Taking a New Look at TOPS


College students are heading back to class this week, but for close to 50,000 of them, the experience is a little different than it was at this time last year. That’s because in 2016 they were returning under the threat of a coming cut in their TOPS scholarships. It didn’t happen for that fall semester, but spring saw awards slashed for the first time in the history of the program. This year that kind of scenario doesn’t seem to be on the horizon, but the state’s now chronic challenges with balancing its budget have created a new incentive for lawmakers to take a closer look at TOPS.

It wasn’t all that long ago that the TOPS scholarship program seemed virtually untouchable. But in 2016, it got “touched” for the first time ever and it happened in a big way. That shock to the system, and the overall state funding issues of the last decade, seem to have been the catalysts for a new legislative interest in TOPS. For evidence of that, look no further than the wide variety of bills filed the last couple of years offering new ideas to “reform” TOPS or at least make adjustments to the program.

The only real change that has passed was the one in 2016 which decoupled the TOPS scholarship award from tuition. Essentially what that means now is that if tuition goes up, the TOPS award amount won’t automatically adjust to cover it, keeping something of a lid on the rising costs of the program.
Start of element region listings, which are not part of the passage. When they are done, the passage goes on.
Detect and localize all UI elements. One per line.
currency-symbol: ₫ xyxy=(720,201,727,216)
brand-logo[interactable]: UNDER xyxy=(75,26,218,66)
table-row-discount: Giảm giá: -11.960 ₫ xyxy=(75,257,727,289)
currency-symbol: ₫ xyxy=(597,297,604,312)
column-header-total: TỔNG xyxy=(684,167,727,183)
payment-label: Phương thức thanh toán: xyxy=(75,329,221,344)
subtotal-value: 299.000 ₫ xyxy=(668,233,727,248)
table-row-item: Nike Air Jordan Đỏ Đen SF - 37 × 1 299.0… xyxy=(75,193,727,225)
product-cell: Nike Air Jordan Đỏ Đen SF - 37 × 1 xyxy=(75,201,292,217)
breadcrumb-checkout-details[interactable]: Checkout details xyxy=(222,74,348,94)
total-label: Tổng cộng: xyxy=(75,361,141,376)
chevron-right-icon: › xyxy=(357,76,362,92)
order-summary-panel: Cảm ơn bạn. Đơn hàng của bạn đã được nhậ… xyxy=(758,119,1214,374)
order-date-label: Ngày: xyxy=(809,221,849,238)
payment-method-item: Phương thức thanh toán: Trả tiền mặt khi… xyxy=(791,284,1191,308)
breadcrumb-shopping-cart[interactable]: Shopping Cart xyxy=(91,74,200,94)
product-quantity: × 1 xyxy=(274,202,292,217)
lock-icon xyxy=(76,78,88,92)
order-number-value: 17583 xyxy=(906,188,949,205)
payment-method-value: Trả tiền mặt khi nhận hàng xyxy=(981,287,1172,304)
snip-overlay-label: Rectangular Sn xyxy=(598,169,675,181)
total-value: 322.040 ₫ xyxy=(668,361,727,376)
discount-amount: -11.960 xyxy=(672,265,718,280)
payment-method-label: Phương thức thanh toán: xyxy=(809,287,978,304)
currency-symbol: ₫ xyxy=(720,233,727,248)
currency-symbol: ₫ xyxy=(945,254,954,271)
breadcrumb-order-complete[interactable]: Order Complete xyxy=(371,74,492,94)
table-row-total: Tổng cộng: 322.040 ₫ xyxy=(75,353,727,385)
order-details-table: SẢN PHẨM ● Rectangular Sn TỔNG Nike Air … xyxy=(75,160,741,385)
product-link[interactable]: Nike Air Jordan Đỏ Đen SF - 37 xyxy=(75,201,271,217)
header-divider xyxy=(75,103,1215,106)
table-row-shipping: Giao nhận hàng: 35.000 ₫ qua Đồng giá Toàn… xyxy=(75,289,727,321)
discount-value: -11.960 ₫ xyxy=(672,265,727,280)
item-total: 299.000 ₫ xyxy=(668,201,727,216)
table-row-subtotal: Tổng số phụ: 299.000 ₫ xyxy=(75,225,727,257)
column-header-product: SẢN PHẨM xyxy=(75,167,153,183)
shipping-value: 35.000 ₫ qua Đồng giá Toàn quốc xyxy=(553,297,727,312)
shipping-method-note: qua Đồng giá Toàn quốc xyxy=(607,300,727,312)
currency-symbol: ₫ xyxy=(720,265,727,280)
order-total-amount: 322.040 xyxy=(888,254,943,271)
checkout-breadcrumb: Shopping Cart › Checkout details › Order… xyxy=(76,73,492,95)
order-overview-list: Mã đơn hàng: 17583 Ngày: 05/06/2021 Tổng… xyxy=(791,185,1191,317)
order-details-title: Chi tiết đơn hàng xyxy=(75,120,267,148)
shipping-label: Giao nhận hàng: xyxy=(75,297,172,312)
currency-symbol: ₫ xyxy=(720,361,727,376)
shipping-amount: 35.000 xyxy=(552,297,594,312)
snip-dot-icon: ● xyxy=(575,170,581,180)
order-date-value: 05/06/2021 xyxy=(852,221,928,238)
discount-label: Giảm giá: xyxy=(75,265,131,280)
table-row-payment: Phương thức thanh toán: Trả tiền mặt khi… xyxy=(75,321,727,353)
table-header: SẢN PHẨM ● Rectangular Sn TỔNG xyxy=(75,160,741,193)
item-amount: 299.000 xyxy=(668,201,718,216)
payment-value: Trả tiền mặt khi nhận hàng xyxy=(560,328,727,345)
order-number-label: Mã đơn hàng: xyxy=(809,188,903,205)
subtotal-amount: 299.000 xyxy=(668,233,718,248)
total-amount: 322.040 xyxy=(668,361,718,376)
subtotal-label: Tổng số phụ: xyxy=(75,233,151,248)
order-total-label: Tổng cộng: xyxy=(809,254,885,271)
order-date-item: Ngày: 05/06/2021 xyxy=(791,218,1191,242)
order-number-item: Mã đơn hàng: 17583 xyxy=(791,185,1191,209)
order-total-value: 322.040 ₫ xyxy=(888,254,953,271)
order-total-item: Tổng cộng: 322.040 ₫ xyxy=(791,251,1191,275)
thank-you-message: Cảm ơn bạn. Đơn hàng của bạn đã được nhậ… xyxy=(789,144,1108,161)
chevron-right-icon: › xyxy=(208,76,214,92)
During the last legislative session, TOPS was again in the spotlight with lawmakers proposing a variety of changes to the program. Nothing came of that except a resolution to create a task force made up of legislators to study TOPS.

On first blush one might wonder what it is we need to know about TOPS that we don’t know already. Clearly, it’s been reviewed on numerous occasions and there is ample data available about the program. But the resolution does note the increases in tuition that have occurred in recent years, the reductions in state funding to higher education, and the need to look more broadly at the entire scope of student financial aid.

CABL believes this task force review could be a good idea. Earlier this year in a CABL commentary we looked at the rising costs of the program, the changes lawmakers and higher education officials were suggesting, and the adjustments other states have made in their signature scholarship programs and made a suggestion: “Maybe we should take a full step back and put aside the money questions surrounding TOPS and consider, what, two decades after its creation, we now want TOPS to be.”

We went on to say, “We can try to continue the TOPS model as we know it, at whatever level of state funding is available, or maybe we can think about reimagining it for the realities of today.”

Those questions still seem appropriate today and we hope that’s what this task force will do. This is in no way a criticism of TOPS or a suggestion we should get rid of it. Instead it’s simply an acceptance of the fact that times and circumstances change and resources are limited. Isn’t there some validity to the exercise of pretending that we are starting from scratch, assessing the current environment surrounding higher education, and then imagining how we would design a merit-based scholarship program to meet the needs of our students and the state in 2017?

We might very well end up where we are already, but the truth is, we would probably think about it differently than we did back in 1997 when the program was created and suggest some refinements that make it more responsive to the needs of today. Doing so is not heresy nor is it any kind of indictment of the program as we know it. It’s simply the appropriate review of a major state policy that should be the norm across state government.

For that reason we urge the legislators who will serve on this task force to study all the data that is available on TOPS, consider its early history and why we have it, and review the growing number of suggestions that are being made to adjust the program. And then, take a second look at TOPS with fresh eyes and open minds. If they do, it’s likely that they will find areas where the program can be tweaked or improved.

Implicit in all of this is not that TOPS be thrown out or dismantled, but that maybe it can be updated. Our computer programs do that all the time without fundamentally changing them. Windows 10 is still Windows. And just because after 20 years we might come up with a TOPS 2.0, that doesn’t mean it can’t still be TOPS.